If the perception system can’t determine with high confidence what it is seeing, it wirelessly contacts Argo’s Remote Guidance team of human operators, trained employees on standby that use the AV’s onboard cameras to survey the situation and present the AV with the correct driving action.

Importantly, the AV still undertakes any action on its own —  the Argo Autonomy Platform is always responsible for its own driving maneuvers and decisions.

Together, Perception and Maps Allow Argo to Navigate Even Altered Street Signs

Graffiti and street art are common on city signage and could pose real traffic problems if drivers become confused by the alterations.

Even in these types of cases, the Argo AV has a way to identify what it’s seeing and follow the proper driving instructions.

“The offline map sign detection pipeline is able to correctly identify a modified sign,” says Willi Brems, an Argo software engineer in Munich, Germany.

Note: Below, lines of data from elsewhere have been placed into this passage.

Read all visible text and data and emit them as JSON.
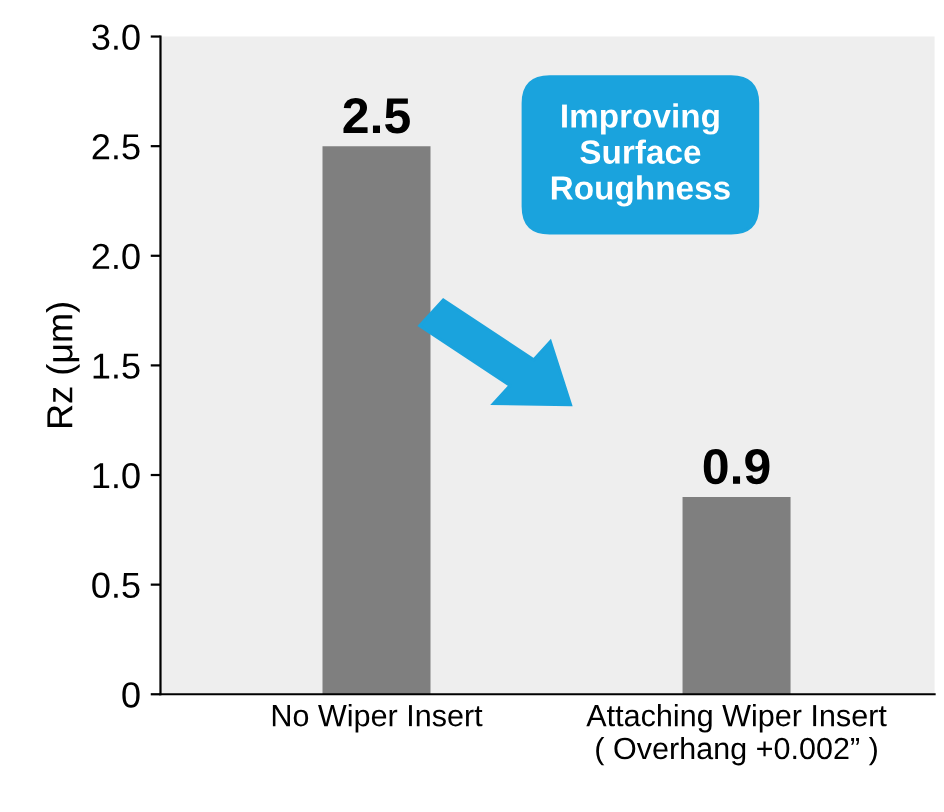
{
  "chart_data": {
    "type": "bar",
    "ylabel": "Rz (μm)",
    "categories": [
      "No Wiper Insert",
      "Attaching Wiper Insert\n( Overhang +0.002” )"
    ],
    "values": [
      2.5,
      0.9
    ],
    "color": "#7f7f7f",
    "data_labels": true,
    "ylim": [
      0,
      3.0
    ],
    "yticks": [
      {
        "value": 0,
        "label": "0"
      },
      {
        "value": 0.5,
        "label": "0.5"
      },
      {
        "value": 1,
        "label": "1.0"
      },
      {
        "value": 1.5,
        "label": "1.5"
      },
      {
        "value": 2,
        "label": "2.0"
      },
      {
        "value": 2.5,
        "label": "2.5"
      },
      {
        "value": 3,
        "label": "3.0"
      }
    ],
    "annotations": [
      "Improving\nSurface\nRoughness"
    ],
    "grid": false,
    "legend": false
  }
}
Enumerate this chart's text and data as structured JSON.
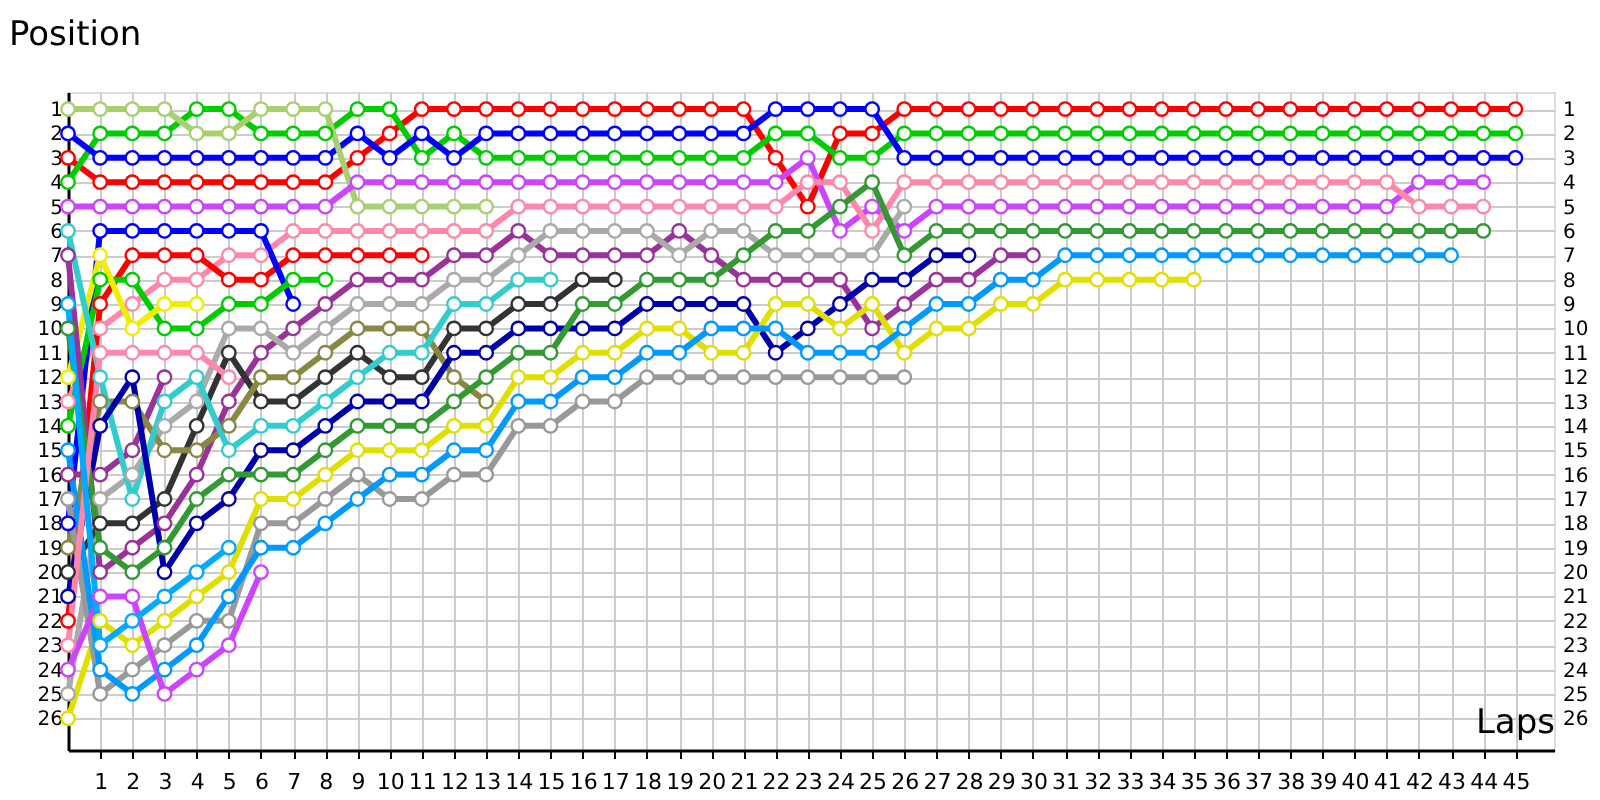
{
  "chart_data": {
    "type": "line",
    "ylabel": "Position",
    "xlabel": "Laps",
    "x": [
      0,
      1,
      2,
      3,
      4,
      5,
      6,
      7,
      8,
      9,
      10,
      11,
      12,
      13,
      14,
      15,
      16,
      17,
      18,
      19,
      20,
      21,
      22,
      23,
      24,
      25,
      26,
      27,
      28,
      29,
      30,
      31,
      32,
      33,
      34,
      35,
      36,
      37,
      38,
      39,
      40,
      41,
      42,
      43,
      44,
      45
    ],
    "xlim": [
      0,
      46.2
    ],
    "xticks": [
      1,
      2,
      3,
      4,
      5,
      6,
      7,
      8,
      9,
      10,
      11,
      12,
      13,
      14,
      15,
      16,
      17,
      18,
      19,
      20,
      21,
      22,
      23,
      24,
      25,
      26,
      27,
      28,
      29,
      30,
      31,
      32,
      33,
      34,
      35,
      36,
      37,
      38,
      39,
      40,
      41,
      42,
      43,
      44,
      45
    ],
    "ylim": [
      27.3,
      0.3
    ],
    "yticks": [
      1,
      2,
      3,
      4,
      5,
      6,
      7,
      8,
      9,
      10,
      11,
      12,
      13,
      14,
      15,
      16,
      17,
      18,
      19,
      20,
      21,
      22,
      23,
      24,
      25,
      26
    ],
    "y2lim": [
      27.3,
      0.3
    ],
    "y2ticks": [
      1,
      2,
      3,
      4,
      5,
      6,
      7,
      8,
      9,
      10,
      11,
      12,
      13,
      14,
      15,
      16,
      17,
      18,
      19,
      20,
      21,
      22,
      23,
      24,
      25,
      26
    ],
    "grid": true,
    "legend": false,
    "marker": "circle",
    "line_style": "solid",
    "series": [
      {
        "color": "#ff0000",
        "values": [
          3,
          4,
          4,
          4,
          4,
          4,
          4,
          4,
          4,
          3,
          2,
          1,
          1,
          1,
          1,
          1,
          1,
          1,
          1,
          1,
          1,
          1,
          3,
          5,
          2,
          2,
          1,
          1,
          1,
          1,
          1,
          1,
          1,
          1,
          1,
          1,
          1,
          1,
          1,
          1,
          1,
          1,
          1,
          1,
          1,
          1
        ]
      },
      {
        "color": "#00cc00",
        "values": [
          4,
          2,
          2,
          2,
          1,
          1,
          2,
          2,
          2,
          1,
          1,
          3,
          2,
          3,
          3,
          3,
          3,
          3,
          3,
          3,
          3,
          3,
          2,
          2,
          3,
          3,
          2,
          2,
          2,
          2,
          2,
          2,
          2,
          2,
          2,
          2,
          2,
          2,
          2,
          2,
          2,
          2,
          2,
          2,
          2,
          2
        ]
      },
      {
        "color": "#0000ff",
        "values": [
          2,
          3,
          3,
          3,
          3,
          3,
          3,
          3,
          3,
          2,
          3,
          2,
          3,
          2,
          2,
          2,
          2,
          2,
          2,
          2,
          2,
          2,
          1,
          1,
          1,
          1,
          3,
          3,
          3,
          3,
          3,
          3,
          3,
          3,
          3,
          3,
          3,
          3,
          3,
          3,
          3,
          3,
          3,
          3,
          3,
          3
        ]
      },
      {
        "color": "#a8d070",
        "values": [
          1,
          1,
          1,
          1,
          2,
          2,
          1,
          1,
          1,
          5,
          5,
          5,
          5,
          5,
          null,
          null,
          null,
          null,
          null,
          null,
          null,
          null,
          null,
          null,
          null,
          null,
          null,
          null,
          null,
          null,
          null,
          null,
          null,
          null,
          null,
          null,
          null,
          null,
          null,
          null,
          null,
          null,
          null,
          null,
          null,
          null
        ]
      },
      {
        "color": "#cc44ff",
        "values": [
          5,
          5,
          5,
          5,
          5,
          5,
          5,
          5,
          5,
          4,
          4,
          4,
          4,
          4,
          4,
          4,
          4,
          4,
          4,
          4,
          4,
          4,
          4,
          3,
          6,
          5,
          6,
          5,
          5,
          5,
          5,
          5,
          5,
          5,
          5,
          5,
          5,
          5,
          5,
          5,
          5,
          5,
          4,
          4,
          4,
          null
        ]
      },
      {
        "color": "#ff88aa",
        "values": [
          13,
          10,
          9,
          8,
          8,
          7,
          7,
          6,
          6,
          6,
          6,
          6,
          6,
          6,
          5,
          5,
          5,
          5,
          5,
          5,
          5,
          5,
          5,
          4,
          4,
          6,
          4,
          4,
          4,
          4,
          4,
          4,
          4,
          4,
          4,
          4,
          4,
          4,
          4,
          4,
          4,
          4,
          5,
          5,
          5,
          null
        ]
      },
      {
        "color": "#ff0000",
        "values": [
          22,
          9,
          7,
          7,
          7,
          8,
          8,
          7,
          7,
          7,
          7,
          7,
          null,
          null,
          null,
          null,
          null,
          null,
          null,
          null,
          null,
          null,
          null,
          null,
          null,
          null,
          null,
          null,
          null,
          null,
          null,
          null,
          null,
          null,
          null,
          null,
          null,
          null,
          null,
          null,
          null,
          null,
          null,
          null,
          null,
          null
        ]
      },
      {
        "color": "#0000ff",
        "values": [
          18,
          6,
          6,
          6,
          6,
          6,
          6,
          9,
          null,
          null,
          null,
          null,
          null,
          null,
          null,
          null,
          null,
          null,
          null,
          null,
          null,
          null,
          null,
          null,
          null,
          null,
          null,
          null,
          null,
          null,
          null,
          null,
          null,
          null,
          null,
          null,
          null,
          null,
          null,
          null,
          null,
          null,
          null,
          null,
          null,
          null
        ]
      },
      {
        "color": "#00cc00",
        "values": [
          14,
          8,
          8,
          10,
          10,
          9,
          9,
          8,
          8,
          null,
          null,
          null,
          null,
          null,
          null,
          null,
          null,
          null,
          null,
          null,
          null,
          null,
          null,
          null,
          null,
          null,
          null,
          null,
          null,
          null,
          null,
          null,
          null,
          null,
          null,
          null,
          null,
          null,
          null,
          null,
          null,
          null,
          null,
          null,
          null,
          null
        ]
      },
      {
        "color": "#eeee00",
        "values": [
          12,
          7,
          10,
          9,
          9,
          null,
          null,
          null,
          null,
          null,
          null,
          null,
          null,
          null,
          null,
          null,
          null,
          null,
          null,
          null,
          null,
          null,
          null,
          null,
          null,
          null,
          null,
          null,
          null,
          null,
          null,
          null,
          null,
          null,
          null,
          null,
          null,
          null,
          null,
          null,
          null,
          null,
          null,
          null,
          null,
          null
        ]
      },
      {
        "color": "#993399",
        "values": [
          7,
          20,
          19,
          18,
          16,
          13,
          11,
          10,
          9,
          8,
          8,
          8,
          7,
          7,
          6,
          7,
          7,
          7,
          7,
          6,
          7,
          8,
          8,
          8,
          8,
          10,
          9,
          8,
          8,
          7,
          7,
          null,
          null,
          null,
          null,
          null,
          null,
          null,
          null,
          null,
          null,
          null,
          null,
          null,
          null,
          null
        ]
      },
      {
        "color": "#993399",
        "values": [
          16,
          16,
          15,
          12,
          null,
          null,
          null,
          null,
          null,
          null,
          null,
          null,
          null,
          null,
          null,
          null,
          null,
          null,
          null,
          null,
          null,
          null,
          null,
          null,
          null,
          null,
          null,
          null,
          null,
          null,
          null,
          null,
          null,
          null,
          null,
          null,
          null,
          null,
          null,
          null,
          null,
          null,
          null,
          null,
          null,
          null
        ]
      },
      {
        "color": "#aaaaaa",
        "values": [
          25,
          17,
          16,
          14,
          13,
          10,
          10,
          11,
          10,
          9,
          9,
          9,
          8,
          8,
          7,
          6,
          6,
          6,
          6,
          7,
          6,
          6,
          7,
          7,
          7,
          7,
          5,
          null,
          null,
          null,
          null,
          null,
          null,
          null,
          null,
          null,
          null,
          null,
          null,
          null,
          null,
          null,
          null,
          null,
          null,
          null
        ]
      },
      {
        "color": "#333333",
        "values": [
          20,
          18,
          18,
          17,
          14,
          11,
          13,
          13,
          12,
          11,
          12,
          12,
          10,
          10,
          9,
          9,
          8,
          8,
          null,
          null,
          null,
          null,
          null,
          null,
          null,
          null,
          null,
          null,
          null,
          null,
          null,
          null,
          null,
          null,
          null,
          null,
          null,
          null,
          null,
          null,
          null,
          null,
          null,
          null,
          null,
          null
        ]
      },
      {
        "color": "#888844",
        "values": [
          19,
          13,
          13,
          15,
          15,
          14,
          12,
          12,
          11,
          10,
          10,
          10,
          12,
          13,
          null,
          null,
          null,
          null,
          null,
          null,
          null,
          null,
          null,
          null,
          null,
          null,
          null,
          null,
          null,
          null,
          null,
          null,
          null,
          null,
          null,
          null,
          null,
          null,
          null,
          null,
          null,
          null,
          null,
          null,
          null,
          null
        ]
      },
      {
        "color": "#33cccc",
        "values": [
          6,
          12,
          17,
          13,
          12,
          15,
          14,
          14,
          13,
          12,
          11,
          11,
          9,
          9,
          8,
          8,
          null,
          null,
          null,
          null,
          null,
          null,
          null,
          null,
          null,
          null,
          null,
          null,
          null,
          null,
          null,
          null,
          null,
          null,
          null,
          null,
          null,
          null,
          null,
          null,
          null,
          null,
          null,
          null,
          null,
          null
        ]
      },
      {
        "color": "#0000aa",
        "values": [
          21,
          14,
          12,
          20,
          18,
          17,
          15,
          15,
          14,
          13,
          13,
          13,
          11,
          11,
          10,
          10,
          10,
          10,
          9,
          9,
          9,
          9,
          11,
          10,
          9,
          8,
          8,
          7,
          7,
          null,
          null,
          null,
          null,
          null,
          null,
          null,
          null,
          null,
          null,
          null,
          null,
          null,
          null,
          null,
          null,
          null
        ]
      },
      {
        "color": "#339933",
        "values": [
          10,
          19,
          20,
          19,
          17,
          16,
          16,
          16,
          15,
          14,
          14,
          14,
          13,
          12,
          11,
          11,
          9,
          9,
          8,
          8,
          8,
          7,
          6,
          6,
          5,
          4,
          7,
          6,
          6,
          6,
          6,
          6,
          6,
          6,
          6,
          6,
          6,
          6,
          6,
          6,
          6,
          6,
          6,
          6,
          6,
          null
        ]
      },
      {
        "color": "#e0e000",
        "values": [
          26,
          22,
          23,
          22,
          21,
          20,
          17,
          17,
          16,
          15,
          15,
          15,
          14,
          14,
          12,
          12,
          11,
          11,
          10,
          10,
          11,
          11,
          9,
          9,
          10,
          9,
          11,
          10,
          10,
          9,
          9,
          8,
          8,
          8,
          8,
          8,
          null,
          null,
          null,
          null,
          null,
          null,
          null,
          null,
          null,
          null
        ]
      },
      {
        "color": "#999999",
        "values": [
          17,
          25,
          24,
          23,
          22,
          22,
          18,
          18,
          17,
          16,
          17,
          17,
          16,
          16,
          14,
          14,
          13,
          13,
          12,
          12,
          12,
          12,
          12,
          12,
          12,
          12,
          12,
          null,
          null,
          null,
          null,
          null,
          null,
          null,
          null,
          null,
          null,
          null,
          null,
          null,
          null,
          null,
          null,
          null,
          null,
          null
        ]
      },
      {
        "color": "#0099ff",
        "values": [
          15,
          24,
          25,
          24,
          23,
          21,
          19,
          19,
          18,
          17,
          16,
          16,
          15,
          15,
          13,
          13,
          12,
          12,
          11,
          11,
          10,
          10,
          10,
          11,
          11,
          11,
          10,
          9,
          9,
          8,
          8,
          7,
          7,
          7,
          7,
          7,
          7,
          7,
          7,
          7,
          7,
          7,
          7,
          7,
          null,
          null
        ]
      },
      {
        "color": "#cc44ff",
        "values": [
          24,
          21,
          21,
          25,
          24,
          23,
          20,
          null,
          null,
          null,
          null,
          null,
          null,
          null,
          null,
          null,
          null,
          null,
          null,
          null,
          null,
          null,
          null,
          null,
          null,
          null,
          null,
          null,
          null,
          null,
          null,
          null,
          null,
          null,
          null,
          null,
          null,
          null,
          null,
          null,
          null,
          null,
          null,
          null,
          null,
          null
        ]
      },
      {
        "color": "#ff88aa",
        "values": [
          23,
          11,
          11,
          11,
          11,
          12,
          null,
          null,
          null,
          null,
          null,
          null,
          null,
          null,
          null,
          null,
          null,
          null,
          null,
          null,
          null,
          null,
          null,
          null,
          null,
          null,
          null,
          null,
          null,
          null,
          null,
          null,
          null,
          null,
          null,
          null,
          null,
          null,
          null,
          null,
          null,
          null,
          null,
          null,
          null,
          null
        ]
      },
      {
        "color": "#00aaff",
        "values": [
          9,
          23,
          22,
          21,
          20,
          19,
          null,
          null,
          null,
          null,
          null,
          null,
          null,
          null,
          null,
          null,
          null,
          null,
          null,
          null,
          null,
          null,
          null,
          null,
          null,
          null,
          null,
          null,
          null,
          null,
          null,
          null,
          null,
          null,
          null,
          null,
          null,
          null,
          null,
          null,
          null,
          null,
          null,
          null,
          null,
          null
        ]
      }
    ]
  }
}
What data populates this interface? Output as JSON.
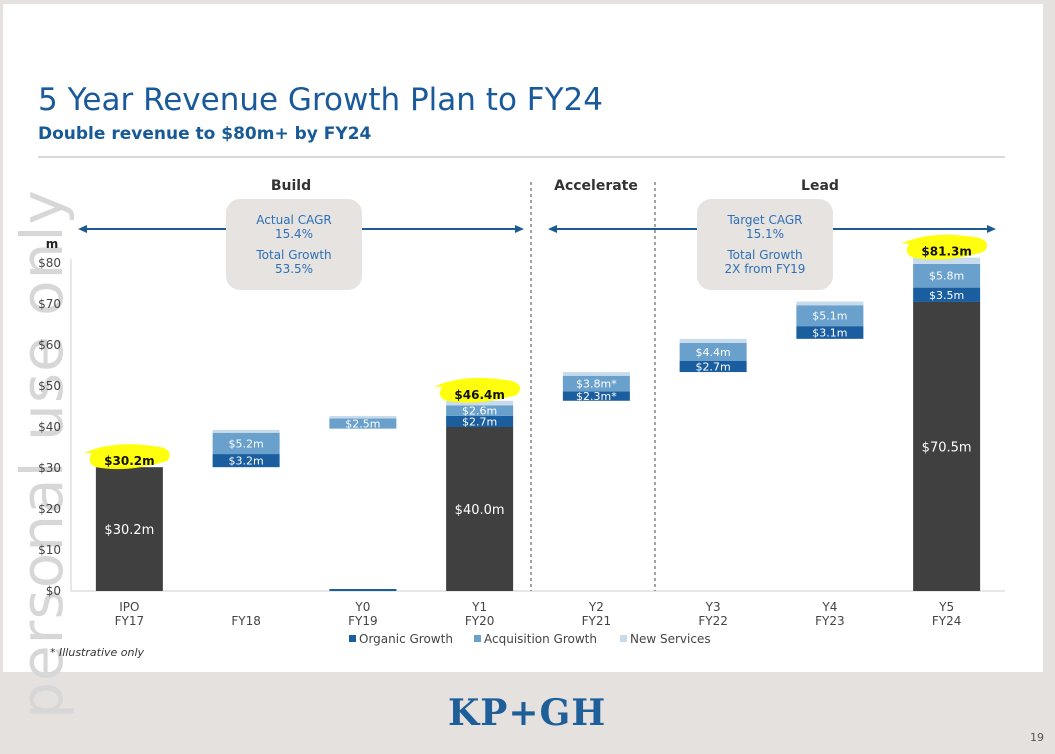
{
  "title": "5 Year Revenue Growth Plan to FY24",
  "subtitle": "Double revenue to $80m+ by FY24",
  "watermark": "personal use only",
  "footnote": "* Illustrative only",
  "logo": "KP+GH",
  "page_number": "19",
  "phases": [
    {
      "label": "Build"
    },
    {
      "label": "Accelerate"
    },
    {
      "label": "Lead"
    }
  ],
  "info_boxes": {
    "build": [
      "Actual CAGR",
      "15.4%",
      "Total Growth",
      "53.5%"
    ],
    "lead": [
      "Target CAGR",
      "15.1%",
      "Total Growth",
      "2X from FY19"
    ]
  },
  "colors": {
    "base": "#404040",
    "organic": "#1a5ea0",
    "acquisition": "#6aa0cc",
    "new_services": "#c7dbeb",
    "accent_text": "#2f70b4",
    "highlight": "#ffff00"
  },
  "chart_data": {
    "type": "bar",
    "stacked": true,
    "y_unit_label": "m",
    "ylim": [
      0,
      80
    ],
    "yticks": [
      "$0",
      "$10",
      "$20",
      "$30",
      "$40",
      "$50",
      "$60",
      "$70",
      "$80"
    ],
    "categories": [
      {
        "top": "IPO",
        "bottom": "FY17"
      },
      {
        "top": "",
        "bottom": "FY18"
      },
      {
        "top": "Y0",
        "bottom": "FY19"
      },
      {
        "top": "Y1",
        "bottom": "FY20"
      },
      {
        "top": "Y2",
        "bottom": "FY21"
      },
      {
        "top": "Y3",
        "bottom": "FY22"
      },
      {
        "top": "Y4",
        "bottom": "FY23"
      },
      {
        "top": "Y5",
        "bottom": "FY24"
      }
    ],
    "bars": [
      {
        "base": 30.2,
        "base_label": "$30.2m",
        "total_label": "$30.2m",
        "highlight": true,
        "segments": []
      },
      {
        "base": 30.2,
        "floating": true,
        "segments": [
          {
            "series": "organic",
            "value": 3.2,
            "label": "$3.2m"
          },
          {
            "series": "acquisition",
            "value": 5.2,
            "label": "$5.2m"
          },
          {
            "series": "new_services",
            "value": 0.7,
            "label": ""
          }
        ]
      },
      {
        "base": 39.6,
        "floating": true,
        "zero_line": true,
        "segments": [
          {
            "series": "acquisition",
            "value": 2.5,
            "label": "$2.5m"
          },
          {
            "series": "new_services",
            "value": 0.6,
            "label": ""
          }
        ]
      },
      {
        "base": 40.0,
        "base_label": "$40.0m",
        "total_label": "$46.4m",
        "highlight": true,
        "segments": [
          {
            "series": "organic",
            "value": 2.7,
            "label": "$2.7m"
          },
          {
            "series": "acquisition",
            "value": 2.6,
            "label": "$2.6m"
          },
          {
            "series": "new_services",
            "value": 1.1,
            "label": ""
          }
        ]
      },
      {
        "base": 46.4,
        "floating": true,
        "segments": [
          {
            "series": "organic",
            "value": 2.3,
            "label": "$2.3m*"
          },
          {
            "series": "acquisition",
            "value": 3.8,
            "label": "$3.8m*"
          },
          {
            "series": "new_services",
            "value": 0.9,
            "label": ""
          }
        ]
      },
      {
        "base": 53.4,
        "floating": true,
        "segments": [
          {
            "series": "organic",
            "value": 2.7,
            "label": "$2.7m"
          },
          {
            "series": "acquisition",
            "value": 4.4,
            "label": "$4.4m"
          },
          {
            "series": "new_services",
            "value": 1.0,
            "label": ""
          }
        ]
      },
      {
        "base": 61.5,
        "floating": true,
        "segments": [
          {
            "series": "organic",
            "value": 3.1,
            "label": "$3.1m"
          },
          {
            "series": "acquisition",
            "value": 5.1,
            "label": "$5.1m"
          },
          {
            "series": "new_services",
            "value": 0.9,
            "label": ""
          }
        ]
      },
      {
        "base": 70.5,
        "base_label": "$70.5m",
        "total_label": "$81.3m",
        "highlight": true,
        "segments": [
          {
            "series": "organic",
            "value": 3.5,
            "label": "$3.5m"
          },
          {
            "series": "acquisition",
            "value": 5.8,
            "label": "$5.8m"
          },
          {
            "series": "new_services",
            "value": 1.5,
            "label": ""
          }
        ]
      }
    ],
    "legend": [
      {
        "series": "organic",
        "name": "Organic Growth"
      },
      {
        "series": "acquisition",
        "name": "Acquisition Growth"
      },
      {
        "series": "new_services",
        "name": "New Services"
      }
    ],
    "legend_position": "bottom-center"
  }
}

It does this by looking at previously mapped sign locations and the specific visual cues that make up the sign in front of it on the road — colors, symbols, lettering, and shape.

To test Argo’s software on this problem, Brems took a screenshot from a video showing a street artist altering a European “no entry” sign, and processed it through Argo’s cloud-based perception system — the one used to train the perception system’s neural network on the AVs.

The result? The detection system correctly identified a traffic sign and highlighted it with a yellow box.

Street artists may or may not be intending to confuse drivers, but what about hackers and other malicious actors who are deliberately trying to create problems?

For example, a group of university researchers exploring problems with computer vision put tape over a speed limit sign and caused a vehicle with a camera-based driver assist technology to improperly speed.

Even in these cases of “hardware” hacking and sign alteration, the Argo Autonomy Platform always compares what it is seeing with the perception system to what’s in the maps. If it looks like a match despite the alterations, the AV follows the original sign instruction.

If the Argo Autonomy Platform cannot understand the sign in front of it, and fails to reconcile it with the prior sign information in the maps, it hails Argo Remote Guidance for further clarification.

The AV does not begin speeding improperly or automatically follow an altered version of a pre-mapped sign without first verifying it against the original sign instructions in its maps or with Remote Guidance.

However, it does follow the instructions of a newly installed, unmapped sign that it confidently and reliably identifies using the onboard perception system, similar to how human beings follow a newly installed street sign that they recognize as legitimate.

All of which is a great sign (pun intended) of the real-world safety and reliability of Argo’s autonomous vehicles.